Just like the entire human race.

Posted
The part in bold made me laugh especially... I think I know exactly who you're talking about!

I think we all do. :laugh:

Posted (edited)
Seems to me that whenever someone asks for advice here, the advice he/she gets is greatly determined by the gender of the person GIVING the advice.

 

Seems natural that, since men and women pass their genes on in completely different ways, what works for one gender ain't gonna work for the other.

 

So I think it's totally pointless for a woman to give advice to a man, and a man to give advice to a woman. Because the man is trying to maximize the power of men when he gives advice, and the woman is trying to maximize the power of women.

 

For example, if a man were to ask, "What would get women interested in me?" most women would answer, "Be kind, 'attentive,' giving, caring and treat women like queens." Of course, this is the wrong advice.

 

And if a woman should ask, "How to I get my boyfriend to commit?" a man would say, "Do everything in your power to please him in bed," and this is probably the wrong advice as well.

 

So I propose it's totally worthless to ask for advice here, OR that it's totally worthless to contemplate the advice given by the opposite sex.

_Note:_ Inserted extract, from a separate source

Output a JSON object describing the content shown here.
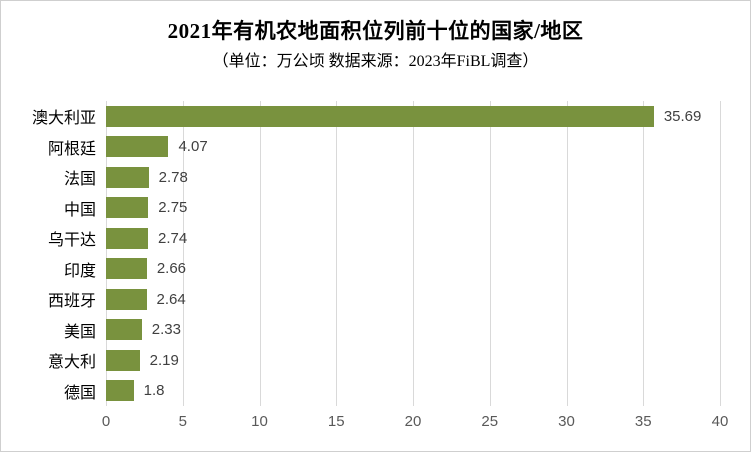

This site used to have a lot more balanced members on it, deeper in thought and emotions, giving less unhealthy relationship advice.

 

But what this site does, is to provide insight into self. In helping others, you also learn about yourself.

 

Also, this site is like peering into another world, a world I never realized, existed. It's fascinating to watch many of the different psychy types, from the obsessives to the paranoid. For certain, you learn what not to do and what not to become.

Edited by threebyfate
Posted

From my experience, asking women for advice is not pointless at all. You just need to make sure you do the exact opposite of what they suggest :laugh:

Posted
From my experience, asking women for advice is not pointless at all. You just need to make sure you do the exact opposite of what they suggest :laugh:

 

... and then in turn, women would start giving backwards advice so men will it??? :laugh: oh boy that could get interesting. :lmao:

Posted
I give excellent advice here, am completely certain that none of it is wrong, and am equally certain that every poster here follows my advice to a "t" and lives a fuller, more enlightened life as a result.

 

Traffic to my website www.askthenarcissist.com has tripled since joining this site.

 

Yes, you do , stew! :lmao: I posted a testimonial about how your advice turned my life around for the better!